2. `TestHuggingFaceSweepHitsBothEndpoints` — exact Finding count (2 keywords × 2 endpoints = 4), both URL prefixes observed, `SourceType="recon:huggingface"`.
3. `TestHuggingFaceAuthorizationHeader``Bearer hf_secret` sent when token set, header absent when empty.
4. `TestHuggingFaceContextCancellation` — slow server + 100ms context returns error promptly.
5. `TestHuggingFaceRateLimitTokenMode` — authenticated rate is strictly faster than unauthenticated rate.
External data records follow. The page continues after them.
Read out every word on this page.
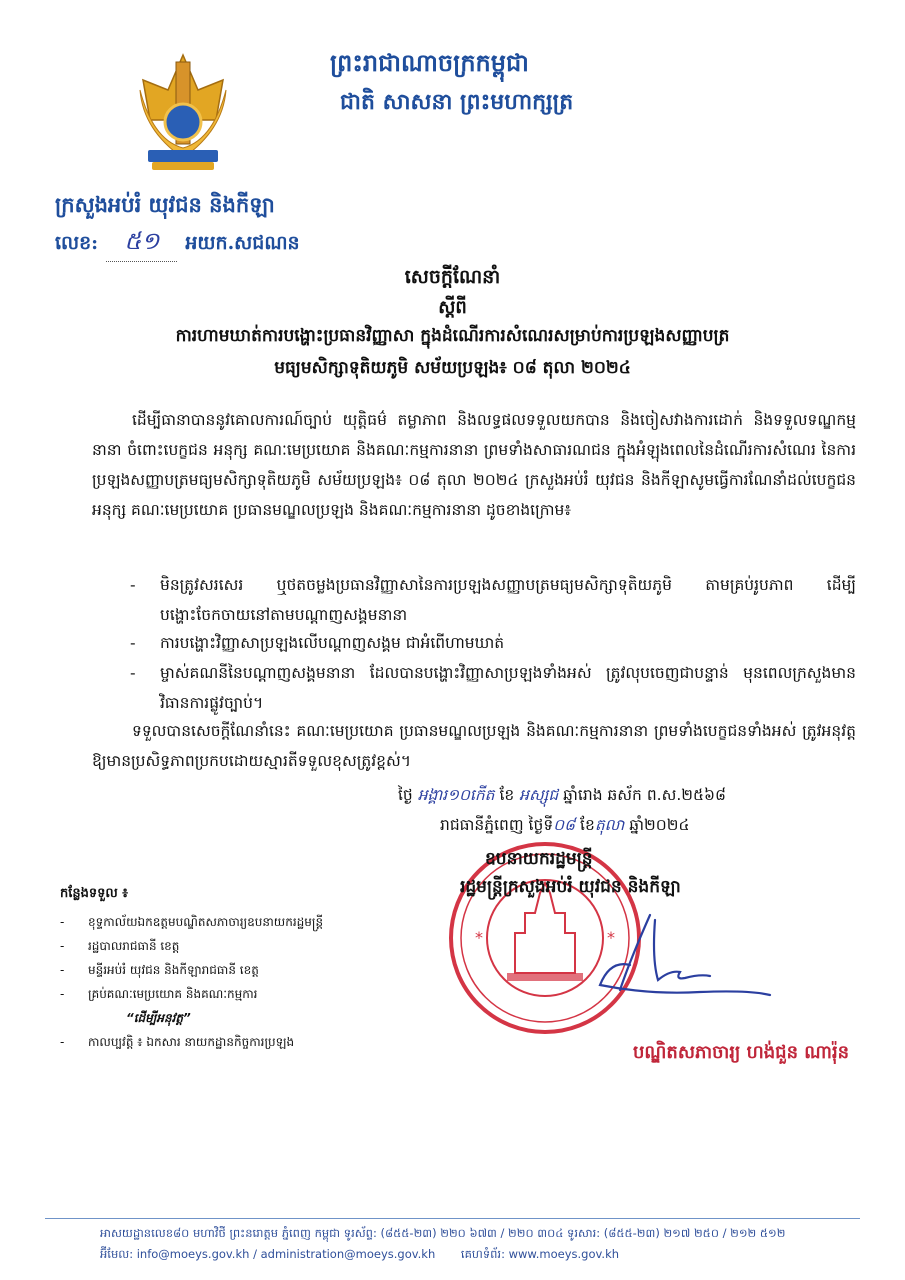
ព្រះរាជាណាចក្រកម្ពុជា
ជាតិ សាសនា ព្រះមហាក្សត្រ
ក្រសួងអប់រំ យុវជន និងកីឡា
លេខ:	៥១	អយក.សជណន
សេចក្ដីណែនាំ
ស្ដីពី
ការហាមឃាត់ការបង្ហោះប្រធានវិញ្ញាសា ក្នុងដំណើរការសំណេរសម្រាប់ការប្រឡងសញ្ញាបត្រ
មធ្យមសិក្សាទុតិយភូមិ សម័យប្រឡង៖ ០៨ តុលា ២០២៤
ដើម្បីធានាបាននូវគោលការណ៍ច្បាប់ យុត្តិធម៌ តម្លាភាព និងលទ្ធផលទទួលយកបាន និងចៀសវាងការដោក់ និងទទួលទណ្ឌកម្មនានា ចំពោះបេក្ខជន អនុក្ស គណៈមេប្រយោគ និងគណៈកម្មការនានា ព្រមទាំងសាធារណជន ក្នុងអំឡុងពេលនៃដំណើរការសំណេរ នៃការប្រឡងសញ្ញាបត្រមធ្យមសិក្សាទុតិយភូមិ សម័យប្រឡង៖ ០៨ តុលា ២០២៤ ក្រសួងអប់រំ យុវជន និងកីឡាសូមធ្វើការណែនាំដល់បេក្ខជន អនុក្ស គណៈមេប្រយោគ ប្រធានមណ្ឌលប្រឡង និងគណៈកម្មការនានា ដូចខាងក្រោម៖
-	មិនត្រូវសរសេរ ឬថតចម្លងប្រធានវិញ្ញាសានៃការប្រឡងសញ្ញាបត្រមធ្យមសិក្សាទុតិយភូមិ តាមគ្រប់រូបភាព ដើម្បីបង្ហោះចែកចាយនៅតាមបណ្ដាញសង្គមនានា
-	ការបង្ហោះវិញ្ញាសាប្រឡងលើបណ្ដាញសង្គម ជាអំពើហាមឃាត់
-	ម្ចាស់គណនីនៃបណ្ដាញសង្គមនានា ដែលបានបង្ហោះវិញ្ញាសាប្រឡងទាំងអស់ ត្រូវលុបចេញជាបន្ទាន់ មុនពេលក្រសួងមានវិធានការផ្លូវច្បាប់។
ទទួលបានសេចក្ដីណែនាំនេះ គណៈមេប្រយោគ ប្រធានមណ្ឌលប្រឡង និងគណៈកម្មការនានា ព្រមទាំងបេក្ខជនទាំងអស់ ត្រូវអនុវត្តឱ្យមានប្រសិទ្ធភាពប្រកបដោយស្មារតីទទួលខុសត្រូវខ្ពស់។
ថ្ងៃ អង្គារ១០កើត ខែ អស្សុជ ឆ្នាំរោង ឆស័ក ព.ស.២៥៦៨
រាជធានីភ្នំពេញ ថ្ងៃទី០៨ ខែតុលា ឆ្នាំ២០២៤
*	*
ឧបនាយករដ្ឋមន្ត្រី
រដ្ឋមន្ត្រីក្រសួងអប់រំ យុវជន និងកីឡា
បណ្ឌិតសភាចារ្យ ហង់ជួន ណារ៉ុន
កន្លែងទទួល ៖
- ខុទ្ទកាល័យឯកឧត្តមបណ្ឌិតសភាចារ្យឧបនាយករដ្ឋមន្ត្រី
- រដ្ឋបាលរាជធានី ខេត្ត
- មន្ទីរអប់រំ យុវជន និងកីឡារាជធានី ខេត្ត
- គ្រប់គណៈមេប្រយោគ និងគណៈកម្មការ
“ដើម្បីអនុវត្ត”
- កាលប្បវត្តិ ៖ ឯកសារ នាយកដ្ឋានកិច្ចការប្រឡង
អាសយដ្ឋានលេខ៨០ មហាវិថី ព្រះនរោត្តម ភ្នំពេញ កម្ពុជា ទូរស័ព្ទ: (៨៥៥-២៣) ២២០ ៦៧៣ / ២២០ ៣០៤ ទូរសារ: (៨៥៥-២៣) ២១៧ ២៥០ / ២១២ ៥១២
អ៊ីមែល: info@moeys.gov.kh / administration@moeys.gov.kh គេហទំព័រ: www.moeys.gov.kh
Plus httptest server shared by auth + endpoint tests (`hfTestServer`).
## Deviations from Plan
None — plan executed exactly as written. One minor test refinement: tests pass `Limiters: nil` instead of constructing a real `LimiterRegistry`, because the production RateLimit of `rate.Every(3600ms)` with burst 1 would make four serialized waits exceed a reasonable test budget. The limiter code path is still exercised in production and the rate-mode contract is covered by `TestHuggingFaceRateLimitTokenMode`.
## Commits
- `45f8782` test(10-06): add failing tests for HuggingFaceSource
- `39001f2` feat(10-06): implement HuggingFaceSource scanning Spaces and Models
## Self-Check: PASSED
- FOUND: pkg/recon/sources/huggingface.go
- FOUND: pkg/recon/sources/huggingface_test.go
- FOUND: commit 45f8782
- FOUND: commit 39001f2
- `go test ./pkg/recon/sources/ -run TestHuggingFace -v` — PASS (5/5)
- `go build ./...` — PASS
- `go test ./pkg/recon/...` — PASS